A 3ª edição do Engaja S/A, índice nacional de engajamento realizado pela Flash em parceria com a FGV EAESP, aponta que pais e mães são os profissionais mais engajados no mercado de trabalho brasileiro.
De acordo com o levantamento, 45% dos colaboradores com filhos estão engajados, enquanto o percentual entre aqueles sem filhos é de 30%. Esse resultado supera a média geral dos trabalhadores do país, que é de 39%.
Pais e mães lideram ranking de engajamento
O estudo traz uma perspectiva também sobre a evolução desse engajamento. Em relação ao levantamento anterior, os profissionais com filhos registraram uma redução de 5%.
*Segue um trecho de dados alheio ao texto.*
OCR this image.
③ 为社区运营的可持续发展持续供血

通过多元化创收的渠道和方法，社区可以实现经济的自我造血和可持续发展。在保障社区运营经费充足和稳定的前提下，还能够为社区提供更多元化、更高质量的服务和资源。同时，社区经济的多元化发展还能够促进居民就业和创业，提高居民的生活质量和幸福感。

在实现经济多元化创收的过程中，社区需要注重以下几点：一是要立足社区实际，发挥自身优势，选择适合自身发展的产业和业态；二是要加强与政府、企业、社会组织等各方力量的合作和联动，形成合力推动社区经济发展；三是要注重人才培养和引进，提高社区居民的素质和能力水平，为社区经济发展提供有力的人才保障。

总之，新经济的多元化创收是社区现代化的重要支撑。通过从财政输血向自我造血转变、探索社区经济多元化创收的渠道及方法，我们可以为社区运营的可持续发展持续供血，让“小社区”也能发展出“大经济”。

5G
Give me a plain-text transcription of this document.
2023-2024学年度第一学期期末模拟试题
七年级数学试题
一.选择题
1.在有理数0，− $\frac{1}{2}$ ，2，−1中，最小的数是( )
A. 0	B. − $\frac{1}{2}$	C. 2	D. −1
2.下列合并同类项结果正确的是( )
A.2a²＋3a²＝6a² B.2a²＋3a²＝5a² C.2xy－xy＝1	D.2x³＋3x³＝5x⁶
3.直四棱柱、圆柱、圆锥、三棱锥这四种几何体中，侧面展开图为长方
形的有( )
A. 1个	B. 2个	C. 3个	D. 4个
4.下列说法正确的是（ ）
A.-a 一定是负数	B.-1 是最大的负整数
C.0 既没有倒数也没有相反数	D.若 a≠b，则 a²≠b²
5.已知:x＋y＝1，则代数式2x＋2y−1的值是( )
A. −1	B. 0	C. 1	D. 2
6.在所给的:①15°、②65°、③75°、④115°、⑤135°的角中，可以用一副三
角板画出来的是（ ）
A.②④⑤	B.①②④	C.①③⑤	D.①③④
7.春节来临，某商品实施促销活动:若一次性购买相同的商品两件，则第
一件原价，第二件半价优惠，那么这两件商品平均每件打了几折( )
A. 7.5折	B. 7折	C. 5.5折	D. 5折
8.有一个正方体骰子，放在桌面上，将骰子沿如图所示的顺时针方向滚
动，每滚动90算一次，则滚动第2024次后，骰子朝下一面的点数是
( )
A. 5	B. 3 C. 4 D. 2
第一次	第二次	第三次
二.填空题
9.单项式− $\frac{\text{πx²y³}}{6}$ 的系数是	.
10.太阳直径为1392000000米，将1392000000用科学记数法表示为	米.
Apesar disso, eles permanecem no topo do ranking. De acordo com os dados, pais e mães não aparecem como os menos envolvidos com o trabalho; aparecem no extremo oposto.
Essa posição de destaque pode ser explicada por uma série de fatores. A pesquisa ressalta que a combinação de responsabilidades profissionais e familiares traz uma dinâmica própria.
Ainda assim, o índice geral indica que é preciso atenção às condições do ambiente. É nesse ponto que a flexibilidade ganha centralidade.
Os dados mostram que pais e mães se destacam, mas a pesquisa não detalha os motivos dessa diferença. Ainda assim, a redução de 5% chama a atenção para a necessidade de acompanhar a evolução desse indicador.
Para as organizações, monitorar esse percentual é fundamental para ajustar políticas de retenção.
Modalidades de trabalho e engajamento
Os números mostram que o formato de atuação interfere diretamente na motivação. Entre pais e mães, os índices de engajamento por modalidade são:
- Presencial: 42,9%
- Híbrido: 48,7%
- Remoto: 58,8%
Entre 2024 e 2025, a proporção de pais e mães trabalhando presencialmente passou de 72% para 74,9%. No mesmo período, os modelos híbrido e remoto perderam espaço entre esse público.
Essa movimentação acompanha a tendência de retorno aos escritórios, mas o estudo indica que isso pode representar um risco.
A discussão sobre o retorno aos escritórios também passa a ser uma discussão de retenção de talentos. Com o presencial oferecendo o menor engajamento, as empresas precisam avaliar cuidadosamente suas políticas.
O trabalho remoto ou híbrido e horários flexíveis aparecem, justamente, entre os fatores mais valorizados pelos colaboradores com filhos.
Os números do Engaja S/A mostram que a modalidade totalmente remota é a mais favorável ao engajamento de pais e mães. Isso não significa que todas as empresas devam adotar esse modelo.
Indica, entretanto, que a oferta de opções pode ser um diferencial na atração e retenção de talentos. A pesquisa coloca em evidência, assim, a relação entre local de trabalho e nível de envolvimento.
Flexibilidade como fator-chave
O Engaja S/A identificou práticas empresariais que exercem maior influência sobre o engajamento de profissionais com filhos. Entre elas, a flexibilidade e a autonomia possuem peso especialmente relevante.
Na prática, flexibilidade pode representar a possibilidade de levar uma criança à escola sem transformar alguns minutos de atraso em um problema.
A pesquisa aponta, ainda, que um benefício pode ser relevante para determinado grupo e pouco significativo para outro. Por isso, as soluções precisam ser pensadas de forma segmentada.
Não existe uma fórmula única, e o que funciona para um perfil pode não ter o mesmo efeito em outro.
A flexibilidade, nesse contexto, é um instrumento de apoio à rotina familiar. O exemplo da criança na escola, citado pela pesquisa, ilustra como pequenos ajustes fazem diferença.
O levantamento mostra que essa prática contribui para que pais e mães se mantenham engajados.
Benefícios com impacto por gênero
As diferenças também aparecem quando o recorte é por gênero. Para homens com filhos, as práticas que mais contribuem para o engajamento são:
- Plano de carreira
- Benefícios flexíveis
- Participação nos lucros e resultados (PLR)
- Benefícios parentais
- Short friday
Para mulheres com filhos, a composição de práticas que contribuem para o engajamento muda, mas o levantamento não detalhou quais são essas práticas.
Essa lacuna não impede que as empresas adotem uma escuta ativa de seus times. Compreender as necessidades específicas de cada grupo é essencial para desenhar uma proposta de valor atrativa.
O estudo reforça que o engajamento não é uniforme, e as organizações devem estar atentas a essas variações. Em um cenário de transformação do trabalho, esses dados servem de guia para lideranças e equipes de RH.